Chopsticks and Change

Updated: Mar 21, 2018


Hank Ketchum’s Dennis the Menace is facing a conundrum that organizational leaders face every day. What should Dennis do with these two sticks of wood? He could use them to knit a warm sweater. He could play a drum rhythm at the table. He could pretend to be a walrus. Frankly, he could use them to perform any number of tasks. These two chopsticks offer him more opportunities than he is ready to wrap his mind around – and most certainly NOT a newfangled eating experience.


Change is tough. Dennis is reacting much the same way as many adults when our established patterns are disrupted by well-meaning managers. In fact, he is behaving more maturely than many adults because he is asking questions.


Do you remember the first time you were handed a pair of chopsticks? Did you know what they were? How to hold them? How much dinner actually made it to your mouth? Or, did you not even try and request a fork?


Think back to a significant change in your workplace. Perhaps it was two departments merging, a computer system upgrade, or a move to a new office location. Were you excited by new opportunities? What aspects of the change made you nervous? Were there unexpected bumps that threw you off your game? How was the change communicated to you and your colleagues? Were you involved in any decisions? Or, was the change foisted on you and the other change action stakeholders? Were questions encouraged? What type of orientation/training activities was offered? Did you take advantage of the change preparation offerings? Given the opportunity, what action would you take to smooth out the bumps that occurred during the workplace change?

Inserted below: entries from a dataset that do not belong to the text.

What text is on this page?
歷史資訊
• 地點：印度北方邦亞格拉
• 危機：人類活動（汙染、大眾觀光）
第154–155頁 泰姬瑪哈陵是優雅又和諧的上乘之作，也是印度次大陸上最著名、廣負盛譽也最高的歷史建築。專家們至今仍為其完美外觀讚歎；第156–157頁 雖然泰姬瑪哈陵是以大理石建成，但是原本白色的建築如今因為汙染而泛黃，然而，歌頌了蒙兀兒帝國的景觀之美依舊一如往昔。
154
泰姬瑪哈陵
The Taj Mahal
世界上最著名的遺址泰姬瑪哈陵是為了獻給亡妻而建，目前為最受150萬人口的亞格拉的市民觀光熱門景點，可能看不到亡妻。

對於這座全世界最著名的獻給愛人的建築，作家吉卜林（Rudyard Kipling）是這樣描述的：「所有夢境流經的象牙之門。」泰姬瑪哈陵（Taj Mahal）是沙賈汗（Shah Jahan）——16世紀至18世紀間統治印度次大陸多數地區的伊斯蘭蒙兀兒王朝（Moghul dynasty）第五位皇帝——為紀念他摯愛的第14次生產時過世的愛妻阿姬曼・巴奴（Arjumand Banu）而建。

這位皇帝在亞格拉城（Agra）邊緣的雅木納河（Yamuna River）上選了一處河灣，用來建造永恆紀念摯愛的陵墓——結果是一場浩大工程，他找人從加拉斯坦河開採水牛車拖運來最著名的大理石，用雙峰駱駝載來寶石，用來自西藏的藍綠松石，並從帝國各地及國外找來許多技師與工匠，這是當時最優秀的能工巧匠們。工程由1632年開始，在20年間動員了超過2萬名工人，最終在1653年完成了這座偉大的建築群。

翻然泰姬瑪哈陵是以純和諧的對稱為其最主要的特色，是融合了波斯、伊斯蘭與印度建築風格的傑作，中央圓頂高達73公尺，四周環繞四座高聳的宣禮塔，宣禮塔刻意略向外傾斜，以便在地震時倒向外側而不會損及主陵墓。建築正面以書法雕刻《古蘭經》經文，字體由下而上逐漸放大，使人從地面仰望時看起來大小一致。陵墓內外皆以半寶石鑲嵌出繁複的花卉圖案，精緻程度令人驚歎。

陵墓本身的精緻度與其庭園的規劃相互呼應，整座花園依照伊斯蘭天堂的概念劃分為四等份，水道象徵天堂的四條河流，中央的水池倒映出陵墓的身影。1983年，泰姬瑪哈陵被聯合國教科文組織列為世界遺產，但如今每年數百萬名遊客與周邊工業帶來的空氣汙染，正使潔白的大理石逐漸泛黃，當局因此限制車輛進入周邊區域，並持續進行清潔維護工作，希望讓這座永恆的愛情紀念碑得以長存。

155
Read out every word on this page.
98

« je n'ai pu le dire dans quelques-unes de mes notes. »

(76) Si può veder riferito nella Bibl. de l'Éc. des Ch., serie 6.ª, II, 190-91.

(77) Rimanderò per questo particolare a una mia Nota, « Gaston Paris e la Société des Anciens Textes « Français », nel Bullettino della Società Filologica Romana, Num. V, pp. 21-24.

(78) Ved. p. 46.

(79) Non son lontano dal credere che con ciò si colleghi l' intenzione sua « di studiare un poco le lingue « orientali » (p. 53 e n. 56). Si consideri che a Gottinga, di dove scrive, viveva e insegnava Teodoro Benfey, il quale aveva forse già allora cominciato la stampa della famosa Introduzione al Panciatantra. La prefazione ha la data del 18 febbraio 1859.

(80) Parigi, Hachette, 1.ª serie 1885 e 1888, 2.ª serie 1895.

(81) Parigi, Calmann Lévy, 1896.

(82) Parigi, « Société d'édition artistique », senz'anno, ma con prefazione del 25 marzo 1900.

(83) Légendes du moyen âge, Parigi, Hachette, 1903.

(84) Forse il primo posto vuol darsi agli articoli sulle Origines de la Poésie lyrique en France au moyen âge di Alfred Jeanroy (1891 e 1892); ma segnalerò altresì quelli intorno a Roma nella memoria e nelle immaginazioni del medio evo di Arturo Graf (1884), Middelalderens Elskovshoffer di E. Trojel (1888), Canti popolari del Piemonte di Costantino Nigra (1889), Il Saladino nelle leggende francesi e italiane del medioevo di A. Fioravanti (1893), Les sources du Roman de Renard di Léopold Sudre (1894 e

Positive change reaction is all in the preparation and implementation. People will react to new situations differently. Some people thrive on new experiences and jump in enthusiastically. Others will question the necessity of the change (i.e. isn’t a fork good enough?). And then, you have the people who need a well-thought out introduction. They need to know the what, why, and how for the coming change. After an initial period, chances are each group of people will get on board with the change. To limit the number of bumps and enable the change process to occur smoothly, the management team needs to address the various information and communication needs within their groups.


Every change situation is different. Each one comes with its own situational glitch. The key to successfully confronting a new situation is to open your mind to different practices, procedures, and paradigms. Like Dennis, ask questions to understand the new context.


It is important for you to understand how you react to change and are aware of how your colleagues, management, and direct reports react to change. Openly acknowledge that people on your team will have different coping requirements. Create conversations that allow people to participate in the change planning and deployment. They may be able to point out an important detail that had been overlooked. Collaborative inclusion can help change attitudes about an unfamiliar concept from obstacle to opportunity.